2) Disimpegno morale: se scolleghiamo i nostri atti dalla morale che generalmente ci guida, nessun senso di colpa verrà mai a tenerci svegli la notte. Se normalizziamo la violenza solo perché accade, il passo successivo sarà legalizzarla. Una volta legalizzata, sarà ancor più ritenuta la norma. Il circolo vizioso ha inizio.

3) Confronto vantaggioso: «Cosa vuoi che siano una o due oche spennate vive per farmi il piumino, quando in Siria muoiono ogni giorno donne e bambini sotto le bombe?». Eppure una violenza spropositata non può trasformarne una meno tragica in un atto normale. La vivisezione non è meno grave solo perché l’uomo è capace di compiere azioni doppiamente riprovevoli.

4) Dislocamento delle responsabilità su chi è più autorevole: «se nei mattatoi vengono trucidate le mucche, è colpa mia?

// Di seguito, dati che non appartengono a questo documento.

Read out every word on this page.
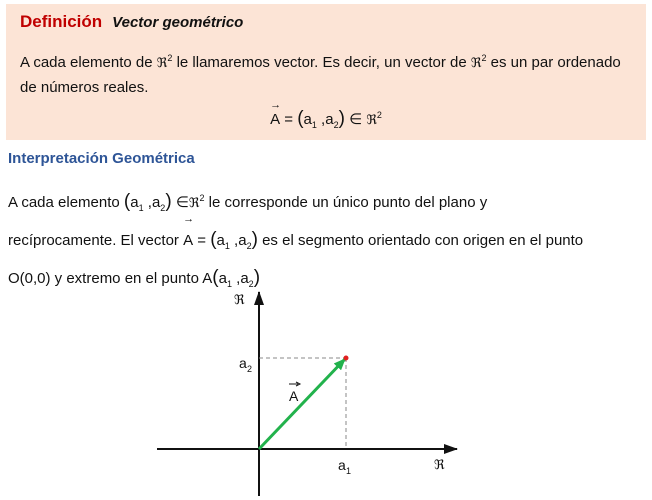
Definición Vector geométrico
A cada elemento de ℜ$^2$ le llamaremos vector. Es decir, un vector de ℜ$^2$ es un par ordenado de números reales.
→ $A = (a_1$ $,a_2$) ∈ ℜ$^2$
Interpretación Geométrica
A cada elemento ($a_1$ $,a_2$) ∈ℜ$^2$ le corresponde un único punto del plano y
recíprocamente. El vector → $A = (a_1$ $,a_2$) es el segmento orientado con origen en el punto
O(0,0) y extremo en el punto $A(a_1$ $,a_2$)
ℜ
ℜ
a 2
a 1
A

Sarà colpa di chi taglia loro la gola, del capo che glielo ordina, dell’amministratore delegato che possiede l’impresa… ma non mia che la mangio!». È facile obbedire al sistema, ben più arduo è disobbedire per cambiare lo stato delle cose. Per rovesciare il sistema.

5) Rimozione: quando qualcosa non ci piace, semplicemente lo eliminiamo dai nostri pensieri. Spostiamo il pensiero nel campo del subconscio, così che non torni più a tormentarci mentre addentiamo una bistecca sanguinolenta o mentre ci stringiamo nel nostro piumino caldo. È uno dei più diffusi meccanismi di difesa della nostra mente.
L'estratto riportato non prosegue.